RIP, John Dory
There is a great quote in the Sunday Styles section today in the New York Times from a 45 year old biz man who has unfortunately joined the ranks of the unemployed. He was successfully rolling along and then life changed. As he put it, "The world around me just changed over night. Like East Germany, one day it was there, next day gone." That sort of sums up what happened to our country over the past year. Everything changed in a day and now we are seeing the results.
Results are people are spending less on soft goods and I don't see a return to the spendthrift days happening anytime soon, the worth of real estate has gone down significantly, new jobs are being filled by the best and brightest and the youth because they can, etc. In the restaurant world, we will slowly see the death of the big restaurant. Too big, not intimate. As someone said to me this morning, the big restaurant is so 2007. Everyone, including restaurants, need to take on small overhead and build out places that won't have them carrying serious debt. There is certainly a need to turn many tables over the course of a day vs the dinner only factor. Then there is the number one priority which never really changes, location, location, location.

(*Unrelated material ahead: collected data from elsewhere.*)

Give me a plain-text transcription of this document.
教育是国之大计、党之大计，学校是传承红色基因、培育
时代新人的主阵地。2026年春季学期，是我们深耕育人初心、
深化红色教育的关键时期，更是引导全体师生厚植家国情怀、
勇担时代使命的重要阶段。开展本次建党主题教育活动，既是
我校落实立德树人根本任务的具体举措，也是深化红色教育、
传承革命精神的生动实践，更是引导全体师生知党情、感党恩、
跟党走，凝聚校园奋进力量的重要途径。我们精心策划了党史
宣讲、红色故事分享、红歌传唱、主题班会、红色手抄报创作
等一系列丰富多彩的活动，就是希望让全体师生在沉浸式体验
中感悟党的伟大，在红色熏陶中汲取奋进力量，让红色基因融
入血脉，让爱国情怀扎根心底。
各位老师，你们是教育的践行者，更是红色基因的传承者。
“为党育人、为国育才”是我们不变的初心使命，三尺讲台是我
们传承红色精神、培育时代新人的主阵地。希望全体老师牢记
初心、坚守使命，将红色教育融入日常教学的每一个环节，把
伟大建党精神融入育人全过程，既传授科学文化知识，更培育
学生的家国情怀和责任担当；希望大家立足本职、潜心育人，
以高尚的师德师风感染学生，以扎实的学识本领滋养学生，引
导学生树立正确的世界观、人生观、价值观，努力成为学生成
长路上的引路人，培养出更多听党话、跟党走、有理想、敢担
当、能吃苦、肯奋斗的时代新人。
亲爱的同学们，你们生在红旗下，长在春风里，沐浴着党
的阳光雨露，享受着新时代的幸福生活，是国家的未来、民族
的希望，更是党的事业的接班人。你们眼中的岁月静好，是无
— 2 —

John Dory probably could have got to the other side in better times because the food was so good. But there were many fatal flaws from the onset. One was location. Their customer was located in an area where people could walk down the street to, like the village but the restaurant was in a destination location. Located in an area inundadated with big oversized restaurants with visiting customers vs locals. The decor was ridiculously over the top, although obviously well thought out, the cost of that would probably take years to recoop with a restaurant that didn't even have 60 seats. Prices were high and it wasn't easy to even find the door.
I loved the John Dory but even though I live relatively close, it wasn't a place I'd stroll to. in the end, the seats were probably half full and the debt was suffocating. RIP in John Dory. A sad lesson learned and I do hope to see April continue to expand her brilliant cooking to more places outside the genius Spotted Pig which is not only delicious, probably not expensive to put together and in an incredible location. They should have duplicated that success at John Dory but they stepped outside the zone.
I did hear a rumor this morning that we will see John Dory relocate somewhere where rent is less and the location is better. Perhaps down the street from the Spotted Pig where I happened to see Ken Friedman looking at a space a couple of months ago. I guess time will tell.
Just in addition, after 92 years, Cafe Des Artistes, closed their doors yesterday.
Called this place and was given the usual “5 and 11” b.s. Ignored the p.r. driven hype in the Times and NY Magazine and heard the food was overdressed, vile and wildly overpriced and the decor a nightmare and that there were plenty of open tables despite the impossibility of securing phone rezzies. Never called again.If the owners and their partners in spin are in denial and are blaming this on location they are doomed to repeat the failure.
I hate the 5 and 11 bs too!It is the restaurants that want to work with you that makes you want to tryand find a way to get there.